Über zu wenig Sportinfrastrukturen kann die Gemeinde Düdelingen nicht klagen. Das Kernstück der öffentlichen Anlagen ist das Sportzentrum René Hartmann. Dessen Räumlichkeiten können multifunktionell genutzt werden. Es umfasst unter anderem mehrere Hallen, eine Leichtathletikpiste, ein Dojo, ein Hallenbad, ein Eisbad, eine Kletterwand und ein Fitnessraum. In den verschiedenen Vierteln von Düdelingen finden sich zudem sogenannte Mini-Stadien wieder. Sie liegen jeweils in der Nähe von Grundschulen. Aber auch Fußballfelder, ein Skatepark und ein Boulodrome haben in der Gemeinde ihren festen Platz.

„Sport hat einen hohen Stellenwert in unserer Gemeinde. Er soll sowohl im pädagogischen, sozialen und nachhaltigen Sinne dienen. Er soll aber kein Alleinstellungsmerkmal haben, sondern einer von vielen wichtigen Grundpfeilern sein und mit den anderen vernetzt funktionieren können“, so der Bürgermeister. Laut ihm soll der Sport in seiner Gemeinde nicht nur gelebt, sondern auch erlebt werden können. Eine große Solidarität herrsche unter verschiedenen Vereinen, die sich gegenseitig bei Wettkämpfen unterstützen.

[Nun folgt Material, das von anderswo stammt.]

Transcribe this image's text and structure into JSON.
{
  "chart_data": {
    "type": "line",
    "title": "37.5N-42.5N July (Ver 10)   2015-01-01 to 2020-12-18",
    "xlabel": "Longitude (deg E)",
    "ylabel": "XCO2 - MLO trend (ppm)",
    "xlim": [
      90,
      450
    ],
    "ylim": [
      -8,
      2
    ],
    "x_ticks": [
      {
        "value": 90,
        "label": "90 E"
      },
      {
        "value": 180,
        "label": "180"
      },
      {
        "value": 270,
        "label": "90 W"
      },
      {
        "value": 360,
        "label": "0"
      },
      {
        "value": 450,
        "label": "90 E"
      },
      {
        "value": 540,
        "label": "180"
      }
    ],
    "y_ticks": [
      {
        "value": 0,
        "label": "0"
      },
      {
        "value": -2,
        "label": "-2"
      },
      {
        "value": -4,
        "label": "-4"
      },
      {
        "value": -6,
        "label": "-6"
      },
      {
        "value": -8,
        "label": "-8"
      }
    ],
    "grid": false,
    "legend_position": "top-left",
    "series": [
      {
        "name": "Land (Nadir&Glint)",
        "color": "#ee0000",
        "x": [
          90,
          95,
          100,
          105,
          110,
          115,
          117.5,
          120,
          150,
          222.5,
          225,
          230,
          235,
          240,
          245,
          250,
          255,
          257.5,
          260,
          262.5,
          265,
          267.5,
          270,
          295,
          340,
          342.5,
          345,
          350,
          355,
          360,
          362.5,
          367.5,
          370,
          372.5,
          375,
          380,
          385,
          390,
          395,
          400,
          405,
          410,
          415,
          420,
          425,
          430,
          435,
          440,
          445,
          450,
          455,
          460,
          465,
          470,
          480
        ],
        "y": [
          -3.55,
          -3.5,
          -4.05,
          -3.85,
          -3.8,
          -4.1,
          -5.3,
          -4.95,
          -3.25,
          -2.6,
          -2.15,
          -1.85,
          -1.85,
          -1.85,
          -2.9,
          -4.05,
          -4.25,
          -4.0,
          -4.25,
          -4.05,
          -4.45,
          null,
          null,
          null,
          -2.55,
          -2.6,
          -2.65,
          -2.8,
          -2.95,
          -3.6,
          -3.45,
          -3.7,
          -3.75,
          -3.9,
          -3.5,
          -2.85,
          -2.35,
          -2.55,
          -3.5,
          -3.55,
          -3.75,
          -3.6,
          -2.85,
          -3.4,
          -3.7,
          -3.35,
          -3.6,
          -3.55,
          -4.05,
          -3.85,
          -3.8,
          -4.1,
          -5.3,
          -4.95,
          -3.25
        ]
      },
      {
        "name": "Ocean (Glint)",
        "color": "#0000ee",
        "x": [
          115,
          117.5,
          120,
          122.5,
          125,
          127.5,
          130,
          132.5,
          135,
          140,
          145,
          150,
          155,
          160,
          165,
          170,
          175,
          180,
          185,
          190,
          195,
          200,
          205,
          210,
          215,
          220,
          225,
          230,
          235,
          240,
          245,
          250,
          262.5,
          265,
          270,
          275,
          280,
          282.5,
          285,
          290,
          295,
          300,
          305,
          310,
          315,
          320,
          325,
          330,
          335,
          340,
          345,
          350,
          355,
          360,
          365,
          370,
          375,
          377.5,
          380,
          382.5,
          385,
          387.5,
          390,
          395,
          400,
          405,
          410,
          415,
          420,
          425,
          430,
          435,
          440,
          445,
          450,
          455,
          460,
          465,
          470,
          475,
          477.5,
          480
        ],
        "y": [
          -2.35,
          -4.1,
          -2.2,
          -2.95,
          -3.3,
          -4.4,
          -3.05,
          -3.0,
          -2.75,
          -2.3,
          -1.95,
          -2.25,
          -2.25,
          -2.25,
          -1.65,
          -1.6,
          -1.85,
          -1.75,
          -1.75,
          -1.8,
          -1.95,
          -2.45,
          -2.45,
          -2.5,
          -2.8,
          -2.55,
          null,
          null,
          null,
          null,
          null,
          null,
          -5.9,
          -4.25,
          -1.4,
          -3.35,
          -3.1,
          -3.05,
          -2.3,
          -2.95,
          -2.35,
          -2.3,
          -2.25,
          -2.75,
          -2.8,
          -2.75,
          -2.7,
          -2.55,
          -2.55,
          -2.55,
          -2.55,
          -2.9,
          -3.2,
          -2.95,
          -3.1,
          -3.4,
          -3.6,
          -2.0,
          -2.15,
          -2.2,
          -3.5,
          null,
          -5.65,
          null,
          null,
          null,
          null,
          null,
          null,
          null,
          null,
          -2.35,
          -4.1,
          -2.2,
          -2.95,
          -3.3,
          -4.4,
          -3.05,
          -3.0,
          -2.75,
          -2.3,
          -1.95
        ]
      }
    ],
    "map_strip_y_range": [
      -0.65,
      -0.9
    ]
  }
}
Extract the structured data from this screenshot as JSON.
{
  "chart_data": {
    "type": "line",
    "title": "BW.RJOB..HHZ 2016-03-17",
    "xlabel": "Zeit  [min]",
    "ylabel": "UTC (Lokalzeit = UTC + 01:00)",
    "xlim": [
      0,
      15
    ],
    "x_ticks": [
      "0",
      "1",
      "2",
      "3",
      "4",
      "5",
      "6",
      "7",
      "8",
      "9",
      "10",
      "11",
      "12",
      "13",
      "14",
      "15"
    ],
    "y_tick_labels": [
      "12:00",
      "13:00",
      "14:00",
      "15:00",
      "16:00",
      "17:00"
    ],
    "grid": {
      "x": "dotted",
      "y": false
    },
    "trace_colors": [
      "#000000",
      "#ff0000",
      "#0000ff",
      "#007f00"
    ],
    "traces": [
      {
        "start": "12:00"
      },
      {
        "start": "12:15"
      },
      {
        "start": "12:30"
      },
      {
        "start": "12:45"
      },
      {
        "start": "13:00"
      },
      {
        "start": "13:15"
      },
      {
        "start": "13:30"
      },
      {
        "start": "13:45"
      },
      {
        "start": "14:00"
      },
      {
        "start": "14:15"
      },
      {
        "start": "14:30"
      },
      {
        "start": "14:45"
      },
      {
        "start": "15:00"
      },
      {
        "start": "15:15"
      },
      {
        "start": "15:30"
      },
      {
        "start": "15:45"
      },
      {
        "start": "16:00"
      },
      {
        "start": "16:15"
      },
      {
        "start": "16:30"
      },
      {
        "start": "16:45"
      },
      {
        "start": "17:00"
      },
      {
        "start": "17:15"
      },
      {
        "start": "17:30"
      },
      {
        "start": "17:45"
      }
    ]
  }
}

„Diesen Zusammenhalt gilt es auch in Zukunft zu fördern. Der Titel Europäische Sportstadt 2019 haben wir nämlich alle gemeinsam, als Stadt bekommen. Er geht also auch an unsere Vereine zurück. Sie sind immerhin die Düdelinger Botschafter für den Sport“, betont Biancalana. 60 Vereine zählt die Südgemeinde. Drei Events dienen jährlich der Ehrung ihrer Sportler und Mitwirkenden: Die Sportlerehrung, die Ovation des champions und der Prix du bénévolat. Letztere umfasst Vertreter aus sämtlichen Vereinen der Gemeinde.

Teil eines europäischen Netzwerks

In Bezug auf den Titel der Europäischen Sportstadt 2019 hat die Gemeinde eine Person für die Sportförderung in der Gemeinde eingestellt. Dabei handelt es sich um den ehemaligen Trainer der luxemburgischen Fußballnationalmannschaft und einstigen Sportdirektor der Fußballschule des F91, Guy Hellers. Auch wartet man gespannt auf den Austausch von Best Practices innerhalb des Netzwerks der europäischen Sportstädte. „Da kann man sich bestimmt noch an so manch Interessantem inspirieren“, so Spina und Biancalana einstimmig.